You can’t run for reelection when you’ve been indicted by the Feds.
He was the most powerful elected official in Southern California.
His jail was compared to Abu Ghraib prison in Baghdad, Iraq.
He was called “deliberately indifferent” to civil rights abuses and corruption among his deputies.
He saw controversy and criticism as opportunities.
He compared his job to missionary work.
What a surprise.
I once came across what I thought was a dead or dying 50-something Asian man in the 3000 block of the Men’s Central Jail. He was lying with his head between an open cell’s steel toilet bowl and the concrete wall. This last cell in the row had been left open for those of us housed on the tier because of overcrowding. The old man was there for two days; others used the bowl around him and on him. Someone should’ve been told, but not an eyebrow had been raised by the other inmates, so I was afraid to speak up.
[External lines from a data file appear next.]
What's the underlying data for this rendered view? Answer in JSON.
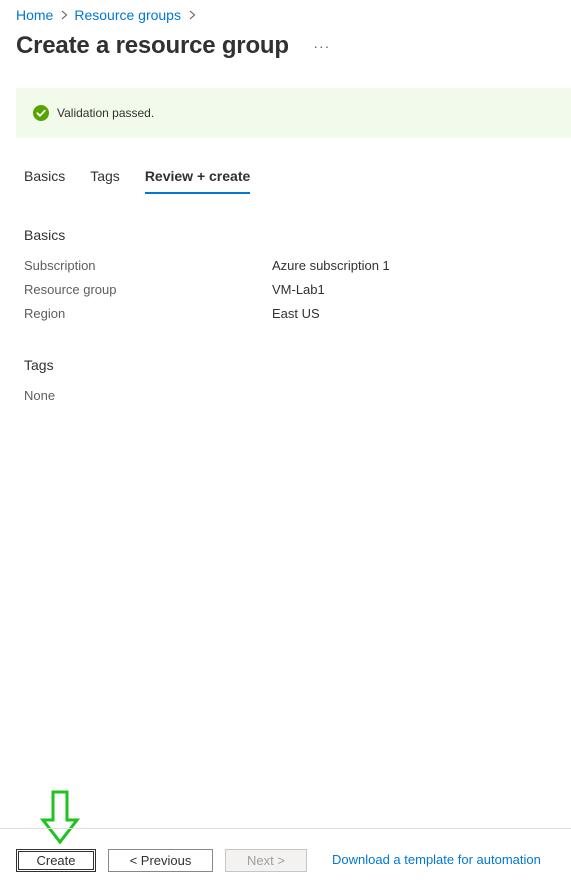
{
  "breadcrumb": {
    "items": [
      {
        "label": "Home"
      },
      {
        "label": "Resource groups"
      }
    ]
  },
  "page": {
    "title": "Create a resource group",
    "more_label": "···"
  },
  "banner": {
    "icon": "check-circle-icon",
    "status_color": "#57a300",
    "background": "#f1faeb",
    "text": "Validation passed."
  },
  "tabs": [
    {
      "label": "Basics",
      "active": false
    },
    {
      "label": "Tags",
      "active": false
    },
    {
      "label": "Review + create",
      "active": true
    }
  ],
  "review": {
    "basics_heading": "Basics",
    "rows": [
      {
        "label": "Subscription",
        "value": "Azure subscription 1"
      },
      {
        "label": "Resource group",
        "value": "VM-Lab1"
      },
      {
        "label": "Region",
        "value": "East US"
      }
    ],
    "tags_heading": "Tags",
    "tags_value": "None"
  },
  "footer": {
    "create_label": "Create",
    "previous_label": "< Previous",
    "next_label": "Next >",
    "download_label": "Download a template for automation"
  },
  "colors": {
    "accent": "#0078d4",
    "annotation": "#1ec31e"
  }
}
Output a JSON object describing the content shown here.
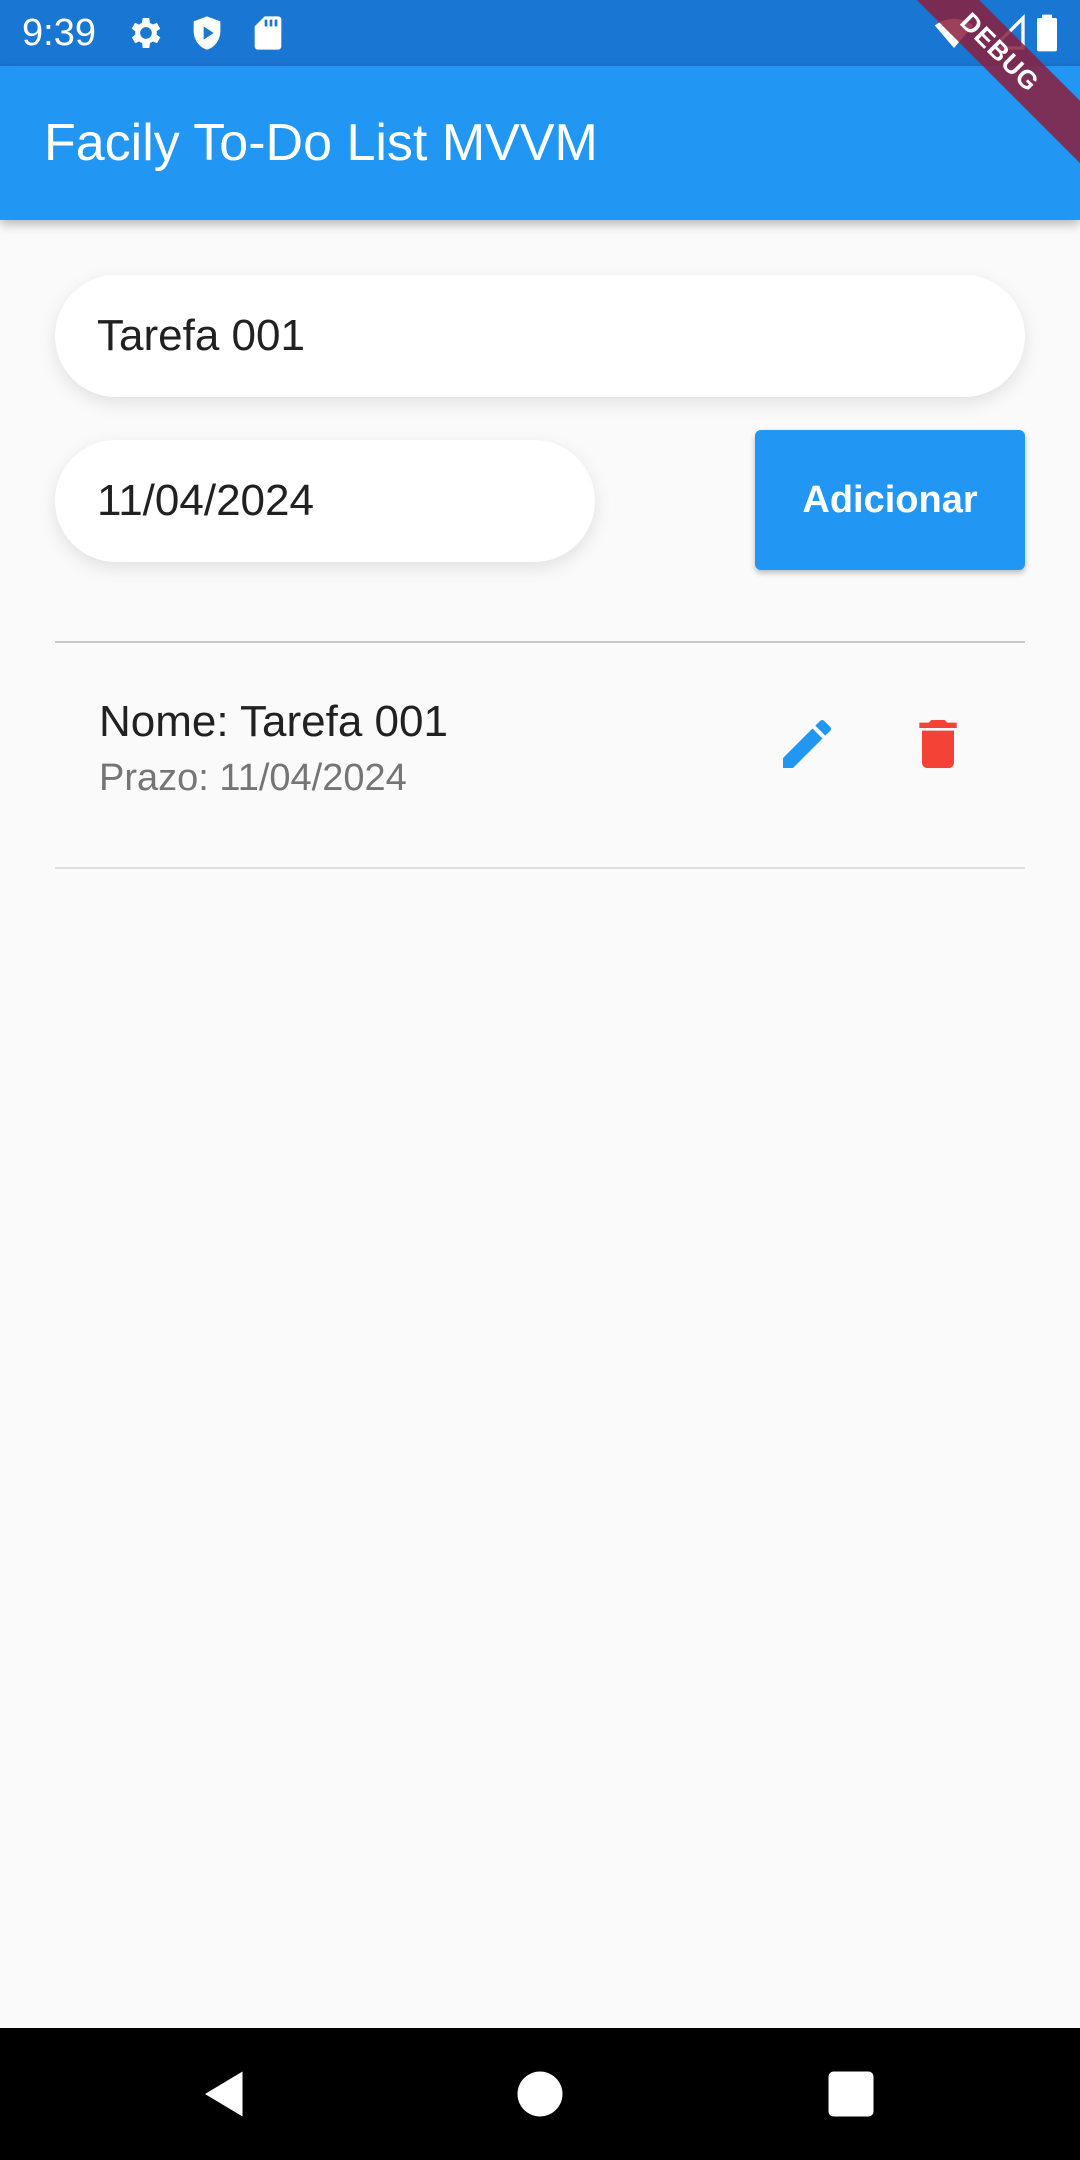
{
  "status_bar": {
    "time": "9:39",
    "icons_left": [
      "gear-icon",
      "shield-play-icon",
      "sd-card-icon"
    ],
    "icons_right": [
      "wifi-icon",
      "signal-icon",
      "battery-icon"
    ]
  },
  "debug_banner": "DEBUG",
  "app_bar": {
    "title": "Facily To-Do List MVVM",
    "color": "#2196f3"
  },
  "form": {
    "task_value": "Tarefa 001",
    "date_value": "11/04/2024",
    "add_label": "Adicionar"
  },
  "tasks": [
    {
      "name": "Nome: Tarefa 001",
      "deadline": "Prazo: 11/04/2024",
      "edit_icon": "pencil-icon",
      "delete_icon": "trash-icon"
    }
  ],
  "colors": {
    "accent": "#2196f3",
    "status_bar": "#1976d2",
    "delete": "#f44336"
  },
  "nav_bar": {
    "buttons": [
      "back-icon",
      "home-icon",
      "recents-icon"
    ]
  }
}
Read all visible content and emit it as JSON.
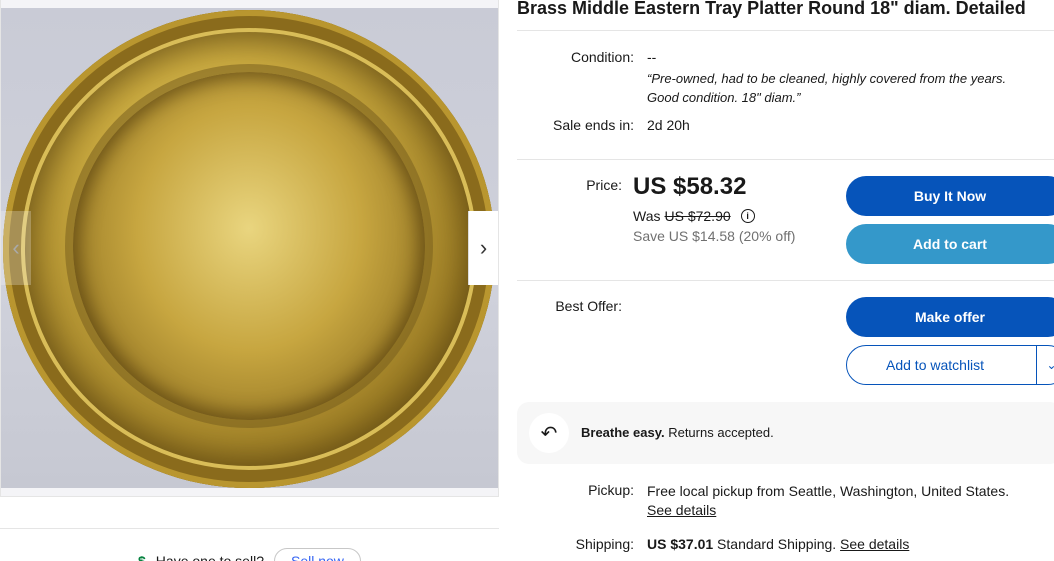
{
  "listing": {
    "title": "Brass Middle Eastern Tray Platter Round 18\" diam. Detailed"
  },
  "gallery": {
    "prev_icon": "chevron-left-icon",
    "next_icon": "chevron-right-icon",
    "prev_glyph": "‹",
    "next_glyph": "›"
  },
  "condition": {
    "label": "Condition:",
    "value": "--",
    "quote_line1": "“Pre-owned, had to be cleaned, highly covered from the years.",
    "quote_line2": "Good condition. 18\" diam.”"
  },
  "sale": {
    "label": "Sale ends in:",
    "value": "2d 20h"
  },
  "price": {
    "label": "Price:",
    "current": "US $58.32",
    "was_label": "Was",
    "was_value": "US $72.90",
    "info_glyph": "i",
    "save_text": "Save US $14.58 (20% off)"
  },
  "buttons": {
    "buy_now": "Buy It Now",
    "add_to_cart": "Add to cart",
    "make_offer": "Make offer",
    "watchlist": "Add to watchlist",
    "watchlist_chevron": "⌄"
  },
  "best_offer": {
    "label": "Best Offer:"
  },
  "returns": {
    "icon": "return-arrow-icon",
    "icon_glyph": "↶",
    "bold": "Breathe easy.",
    "text": " Returns accepted."
  },
  "pickup": {
    "label": "Pickup:",
    "value": "Free local pickup from Seattle, Washington, United States.",
    "link": "See details"
  },
  "shipping": {
    "label": "Shipping:",
    "amount": "US $37.01",
    "method": " Standard Shipping. ",
    "link": "See details"
  },
  "sell": {
    "icon_glyph": "$",
    "prompt": "Have one to sell?",
    "button": "Sell now"
  },
  "colors": {
    "primary": "#0654ba",
    "secondary": "#3498ca",
    "link": "#3665f3"
  }
}
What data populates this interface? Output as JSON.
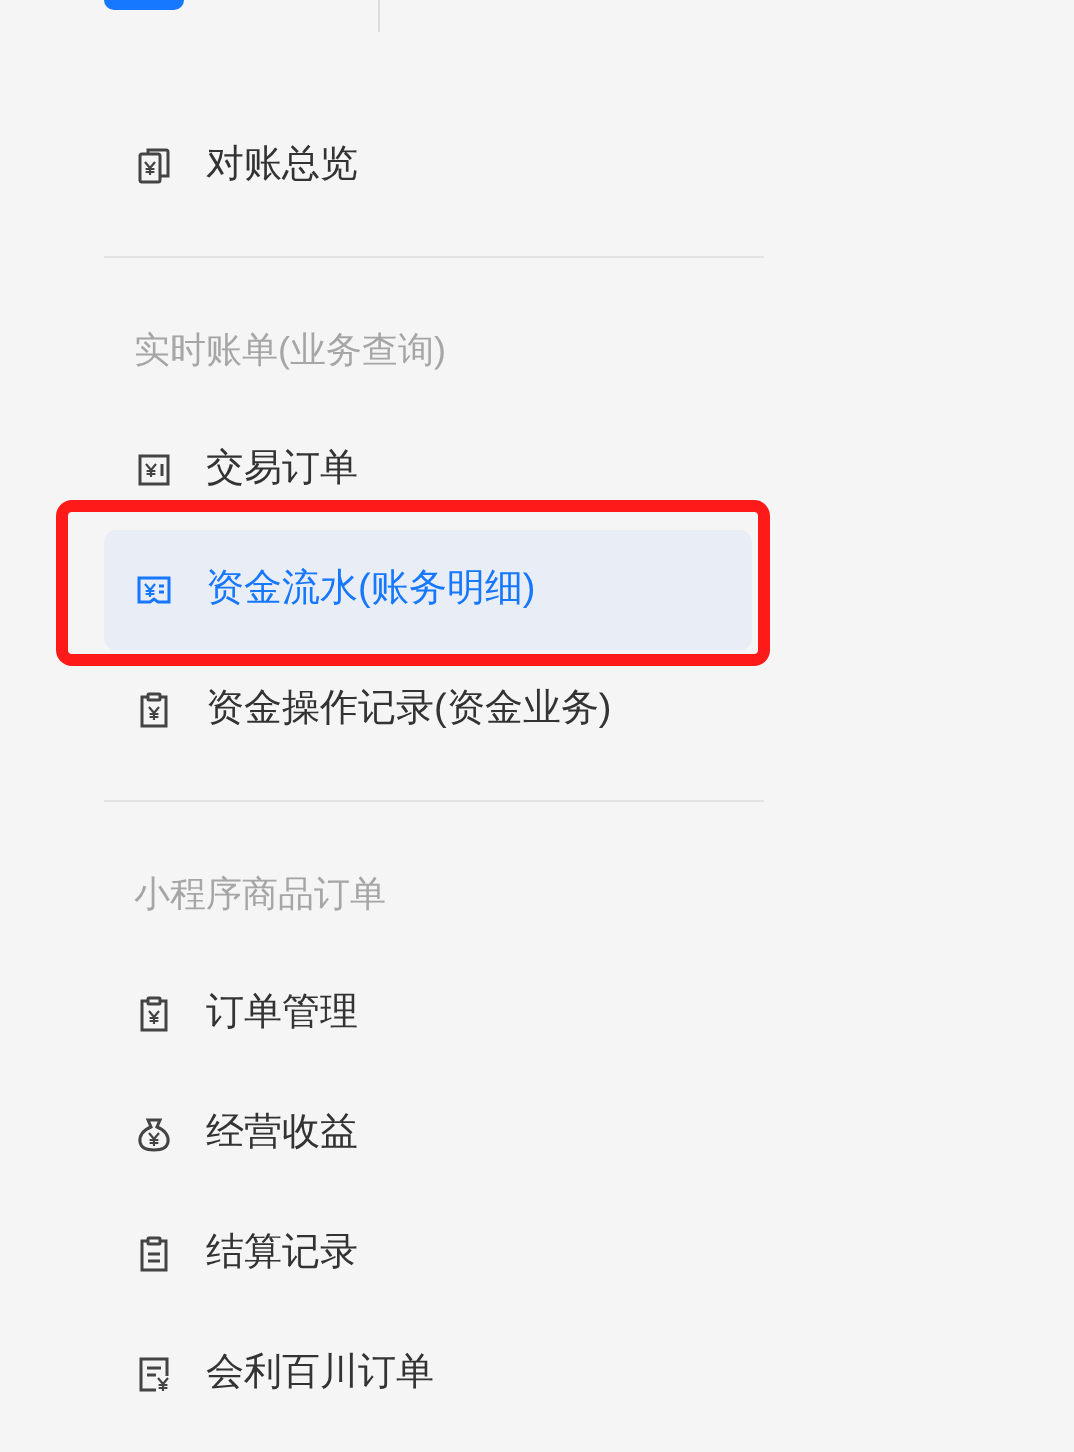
{
  "sections": [
    {
      "items": [
        {
          "label": "对账总览",
          "kind": "copies",
          "selected": false
        }
      ]
    },
    {
      "header": "实时账单(业务查询)",
      "items": [
        {
          "label": "交易订单",
          "kind": "bill",
          "selected": false
        },
        {
          "label": "资金流水(账务明细)",
          "kind": "receipt",
          "selected": true
        },
        {
          "label": "资金操作记录(资金业务)",
          "kind": "clipboard",
          "selected": false
        }
      ]
    },
    {
      "header": "小程序商品订单",
      "items": [
        {
          "label": "订单管理",
          "kind": "clipboard",
          "selected": false
        },
        {
          "label": "经营收益",
          "kind": "moneybag",
          "selected": false
        },
        {
          "label": "结算记录",
          "kind": "list",
          "selected": false
        },
        {
          "label": "会利百川订单",
          "kind": "document",
          "selected": false
        }
      ]
    }
  ]
}
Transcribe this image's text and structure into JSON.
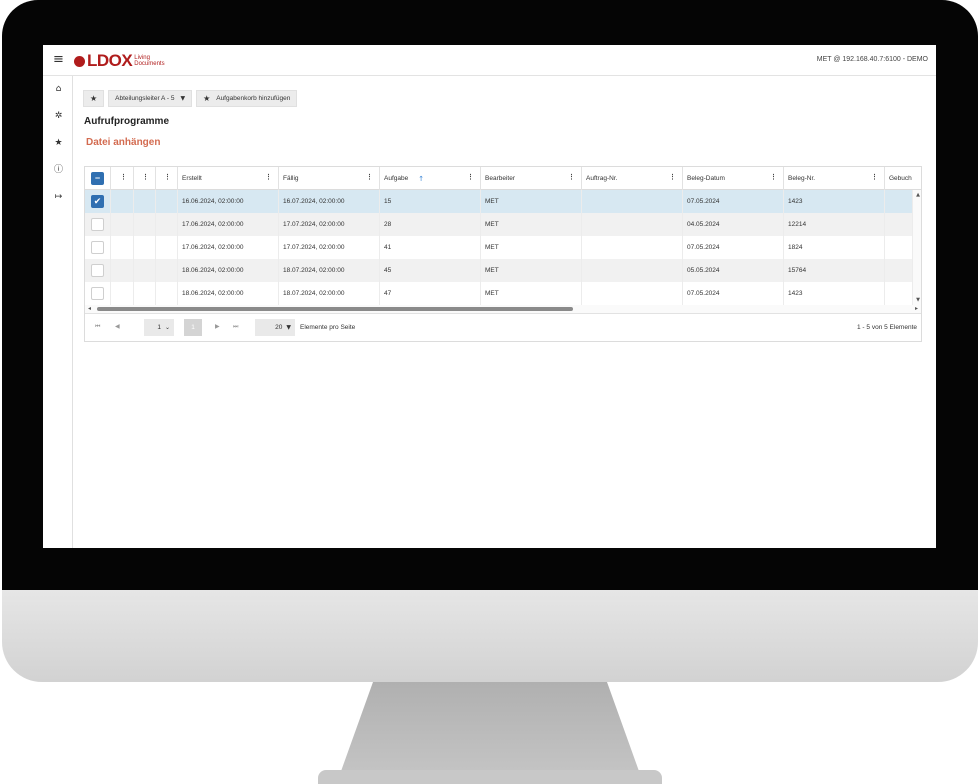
{
  "app": {
    "logo_main": "LDOX",
    "logo_sub1": "Living",
    "logo_sub2": "Documents",
    "connection": "MET @ 192.168.40.7:6100 - DEMO"
  },
  "sidebar": {
    "items": [
      {
        "icon": "home-icon",
        "glyph": "⌂"
      },
      {
        "icon": "settings-icon",
        "glyph": "✲"
      },
      {
        "icon": "star-icon",
        "glyph": "★"
      },
      {
        "icon": "info-icon",
        "glyph": "ⓘ"
      },
      {
        "icon": "logout-icon",
        "glyph": "↦"
      }
    ]
  },
  "toolbar": {
    "favorite_glyph": "★",
    "role_select": "Abteilungsleiter A - 5",
    "add_basket_label": "Aufgabenkorb hinzufügen"
  },
  "page": {
    "title": "Aufrufprogramme",
    "attach_link": "Datei anhängen"
  },
  "grid": {
    "columns": {
      "erstellt": "Erstellt",
      "faellig": "Fällig",
      "aufgabe": "Aufgabe",
      "bearbeiter": "Bearbeiter",
      "auftrag": "Auftrag-Nr.",
      "beleg_datum": "Beleg-Datum",
      "beleg_nr": "Beleg-Nr.",
      "gebucht": "Gebuch"
    },
    "rows": [
      {
        "checked": true,
        "erstellt": "16.06.2024, 02:00:00",
        "faellig": "16.07.2024, 02:00:00",
        "aufgabe": "15",
        "bearbeiter": "MET",
        "auftrag": "",
        "beleg_datum": "07.05.2024",
        "beleg_nr": "1423"
      },
      {
        "checked": false,
        "erstellt": "17.06.2024, 02:00:00",
        "faellig": "17.07.2024, 02:00:00",
        "aufgabe": "28",
        "bearbeiter": "MET",
        "auftrag": "",
        "beleg_datum": "04.05.2024",
        "beleg_nr": "12214"
      },
      {
        "checked": false,
        "erstellt": "17.06.2024, 02:00:00",
        "faellig": "17.07.2024, 02:00:00",
        "aufgabe": "41",
        "bearbeiter": "MET",
        "auftrag": "",
        "beleg_datum": "07.05.2024",
        "beleg_nr": "1824"
      },
      {
        "checked": false,
        "erstellt": "18.06.2024, 02:00:00",
        "faellig": "18.07.2024, 02:00:00",
        "aufgabe": "45",
        "bearbeiter": "MET",
        "auftrag": "",
        "beleg_datum": "05.05.2024",
        "beleg_nr": "15764"
      },
      {
        "checked": false,
        "erstellt": "18.06.2024, 02:00:00",
        "faellig": "18.07.2024, 02:00:00",
        "aufgabe": "47",
        "bearbeiter": "MET",
        "auftrag": "",
        "beleg_datum": "07.05.2024",
        "beleg_nr": "1423"
      }
    ]
  },
  "pager": {
    "page_select": "1",
    "current_page": "1",
    "page_size": "20",
    "page_size_label": "Elemente pro Seite",
    "count": "1 - 5 von 5 Elemente"
  },
  "colors": {
    "brand": "#b01c1c",
    "link": "#d36b50",
    "accent": "#2f6fb1",
    "selected_row": "#d7e8f2"
  }
}
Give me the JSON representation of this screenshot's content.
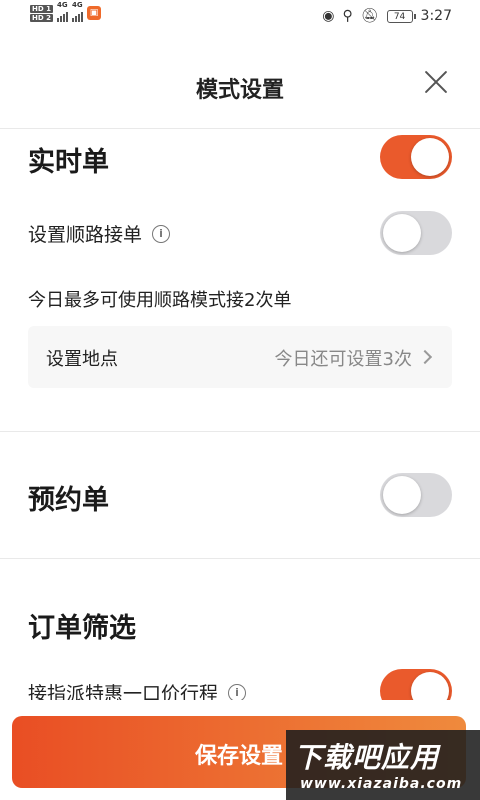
{
  "status_bar": {
    "hd1": "HD 1",
    "hd2": "HD 2",
    "net1": "4G",
    "net2": "4G",
    "battery": "74",
    "time": "3:27"
  },
  "header": {
    "title": "模式设置"
  },
  "realtime": {
    "title": "实时单",
    "enabled": true,
    "route_label": "设置顺路接单",
    "route_enabled": false,
    "route_note": "今日最多可使用顺路模式接2次单",
    "location_label": "设置地点",
    "location_value": "今日还可设置3次"
  },
  "reservation": {
    "title": "预约单",
    "enabled": false
  },
  "filter": {
    "title": "订单筛选",
    "item_label": "接指派特惠一口价行程",
    "item_enabled": true
  },
  "footer": {
    "save_label": "保存设置"
  },
  "watermark": {
    "text": "下载吧应用",
    "url_text": "www.xiazaiba.com"
  },
  "colors": {
    "accent": "#ea5a2c",
    "toggle_off": "#d9d9dc"
  }
}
These units at MCJ are referred to as modules, and their ground floor walkways –still very much in use– have been dubbed “The Freeway.” That was just about the worst place an arrogant fuck-up like me could imagine, and I was there to stay. One afternoon, from outside that open cell, I heard someone yelling angrily because the man was in their way, and I was torn up in ways I’ve never felt. So I walked up to the module’s sally port cage door, got the attention of a Sheriff’s deputy, and told him the old guy needed to be dragged out of there. I got waved off and told to get lost.
In the middle of the night, several badges pulled me out of my bunk on The Freeway and dragged me to a laundry room, where they held me against a wall so the deputy from the cage could beat the crap out of me. Apparently I’d interrupted a conversation he was having with a female deputy: he growled as much into my ear as I slid down the wall.
Sheriff Lee Baca isn’t responsible for this, but the incident, chronicled in Where Excuses Go to Die (the book for which this website serves as an information point), christened the ship that would help turn me around. What Sheriff Lee Baca is responsible for is the worsening conditions in his jails, the so-called “culture of violence” among his deputies, and the corrosive corruption pervading the LASD. So to say that I have a love-hate relationship with the L.A. Sheriff’s Department is an understatement.
L.A.’s Men’s Central Jail is a human meat grinder for deputies and pretrial prisoners alike. Extended exposure crumples your faith in fellow man and uses it to wipe. Not everything I witnessed there made it into my book. It didn’t need to. Just about everything I saw –and more– is finally a part of the public record. As I’ve mentioned in previous entries, I never thought I’d see the day that photos from inside the 3000 block (limited as they are) would be seen by the public. I never imagined such a movie-like scenario as the FBI placing an agent inside that dungeon to collect proof and evidence that conditions are as treacherous as so many years’ worth of allegations and accounts have claimed.
In L.A. Sheriff radio code-speak, that’s a “10-7” for OUT OF SERVICE.
What isn’t weird (or even unexpected) is how many diversionary points and excuses he crammed into his press announcement.
With his retirement news now public and after 16 years of service, Leroy Baca will soon be free to reconnect with the East Los Angeles of his youth. I expect we’ll soon see him out in the community with all the awkwardness a public service legacy PR effort will bring. But wait – is it reckless of me to assume there will be a Baca PR campaign to come? Maybe, but the dude’s an operator. He enjoys keeping chummy with L.A.’s power elite so much that he might not be able to resist countering the inevitably poor characterizations of his tenure by replacement candidates like Paul Tanaka, Bob Olmsted, Todd Rogers, and others.
For me, the second half of my love-hate relationship –with the jail itself– now steps into play. And hopefully, whoever is elected to be the next L.A. County Sheriff will reclassify that hellhole as a 10-7.